The defendant then moved to compel arbitration, relying on “terms and conditions” of its Great Fun membership that mandated binding arbitration and precluded class-wide arbitration. Those terms and conditions were available to the father and son if they had clicked on another hyperlink from the page where they entered their city and a password. The defendant also had a practice of sending its full terms and conditions to all purchasers by email. The district court and appellate court denied the defendant’s motion to compel arbitration, finding no arbitration agreement had been formed.

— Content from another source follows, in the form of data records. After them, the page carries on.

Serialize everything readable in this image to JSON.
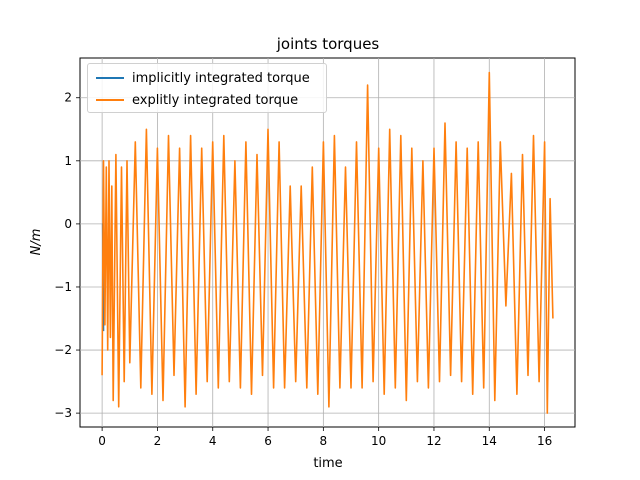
{
  "chart_data": {
    "type": "line",
    "title": "joints torques",
    "xlabel": "time",
    "ylabel": "N/m",
    "xlim": [
      -0.8,
      17.1
    ],
    "ylim": [
      -3.22,
      2.63
    ],
    "x_ticks": [
      "0",
      "2",
      "4",
      "6",
      "8",
      "10",
      "12",
      "14",
      "16"
    ],
    "x_tick_values": [
      0,
      2,
      4,
      6,
      8,
      10,
      12,
      14,
      16
    ],
    "y_ticks": [
      "−3",
      "−2",
      "−1",
      "0",
      "1",
      "2"
    ],
    "y_tick_values": [
      -3,
      -2,
      -1,
      0,
      1,
      2
    ],
    "grid": true,
    "legend_position": "top-left",
    "series": [
      {
        "name": "implicitly integrated torque",
        "color": "#1f77b4",
        "x": [
          0,
          0.02,
          0.05
        ],
        "values": [
          0.0,
          0.0,
          -1.7
        ]
      },
      {
        "name": "explitly integrated torque",
        "color": "#ff7f0e",
        "x": [
          0.0,
          0.05,
          0.1,
          0.15,
          0.2,
          0.25,
          0.3,
          0.35,
          0.4,
          0.5,
          0.6,
          0.7,
          0.8,
          0.9,
          1.0,
          1.2,
          1.4,
          1.6,
          1.8,
          2.0,
          2.2,
          2.4,
          2.6,
          2.8,
          3.0,
          3.2,
          3.4,
          3.6,
          3.8,
          4.0,
          4.2,
          4.4,
          4.6,
          4.8,
          5.0,
          5.2,
          5.4,
          5.6,
          5.8,
          6.0,
          6.2,
          6.4,
          6.6,
          6.8,
          7.0,
          7.2,
          7.4,
          7.6,
          7.8,
          8.0,
          8.2,
          8.4,
          8.6,
          8.8,
          9.0,
          9.2,
          9.4,
          9.6,
          9.8,
          10.0,
          10.2,
          10.4,
          10.6,
          10.8,
          11.0,
          11.2,
          11.4,
          11.6,
          11.8,
          12.0,
          12.2,
          12.4,
          12.6,
          12.8,
          13.0,
          13.2,
          13.4,
          13.6,
          13.8,
          14.0,
          14.2,
          14.4,
          14.6,
          14.8,
          15.0,
          15.2,
          15.4,
          15.6,
          15.8,
          16.0,
          16.1,
          16.2,
          16.3
        ],
        "values": [
          -2.4,
          1.0,
          -1.6,
          0.9,
          -2.0,
          1.0,
          -1.8,
          0.6,
          -2.8,
          1.1,
          -2.9,
          0.9,
          -2.5,
          1.0,
          -2.2,
          1.3,
          -2.6,
          1.5,
          -2.7,
          1.2,
          -2.8,
          1.4,
          -2.4,
          1.2,
          -2.9,
          1.4,
          -2.7,
          1.2,
          -2.5,
          1.3,
          -2.6,
          1.4,
          -2.5,
          1.0,
          -2.6,
          1.3,
          -2.7,
          1.1,
          -2.4,
          1.5,
          -2.6,
          1.3,
          -2.6,
          0.6,
          -2.5,
          0.6,
          -2.6,
          0.9,
          -2.7,
          1.3,
          -2.9,
          1.4,
          -2.6,
          0.9,
          -2.6,
          1.3,
          -2.6,
          2.2,
          -2.5,
          1.2,
          -2.7,
          1.5,
          -2.6,
          1.4,
          -2.8,
          1.2,
          -2.5,
          1.0,
          -2.6,
          1.2,
          -2.5,
          1.6,
          -2.4,
          1.3,
          -2.5,
          1.2,
          -2.7,
          1.3,
          -2.6,
          2.4,
          -2.8,
          1.3,
          -1.3,
          0.8,
          -2.7,
          1.1,
          -2.4,
          1.4,
          -2.5,
          1.3,
          -3.0,
          0.4,
          -1.5
        ]
      }
    ]
  }
}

The court’s analysis focused exclusively on whether the terms and conditions Great Fun emailed to the plaintiffs put them on notice of the arbitration provision. (The court refused to consider whether the hyperlink on the sign up page was sufficient, even though it acknowledged that “might have created a substantial question as to” whether there an arbitration agreement was formed, because defendant failed to raise that issue in the district court. Lesson #2 in this post — make every argument in the district court.) The court summarized applicable contract law by saying that where plaintiffs were not on actual notice of the arbitration provision (because it was not on the sign up page), they can only be bound by it if they were on “inquiry notice” of the term and assented through their conduct. In this case, the Second Circuit concluded “[w]e do not think that an unsolicited email from an online consumer business puts recipients on inquiry notice of the terms enclosed in that email . . . and that a failure to act affirmatively to cancel the membership will, alone, constitute assent.”
While courts have allowed terms to be unilaterally imposed by one party after the parties’ initial agreement, the Second Circuit notes that in those cases the original agreement gave notice that additional terms would follow, and/or the industry standards and history of the parties meant that reasonable people would be on notice that additional terms would become part of the original agreement. “A reasonable person would not be expected to connect an email that the recipient may not actually see until long after enrolling in a service (if ever) with the contractual relationship” with the service provider.” (In reaching this decision, the Second Circuit disagreed with an Alabama Supreme Court decision that had upheld an arbitration agreement that was sent to the consumer after he had joined a club by phone.)
Lesson #3 in this post comes from the Second Circuit itself. It noted that e-mailed terms, sent after the initial agreement, can be enforceable if merchants require consumers to “expressly manifest assent to the arbitration provision” and the consumers do assent.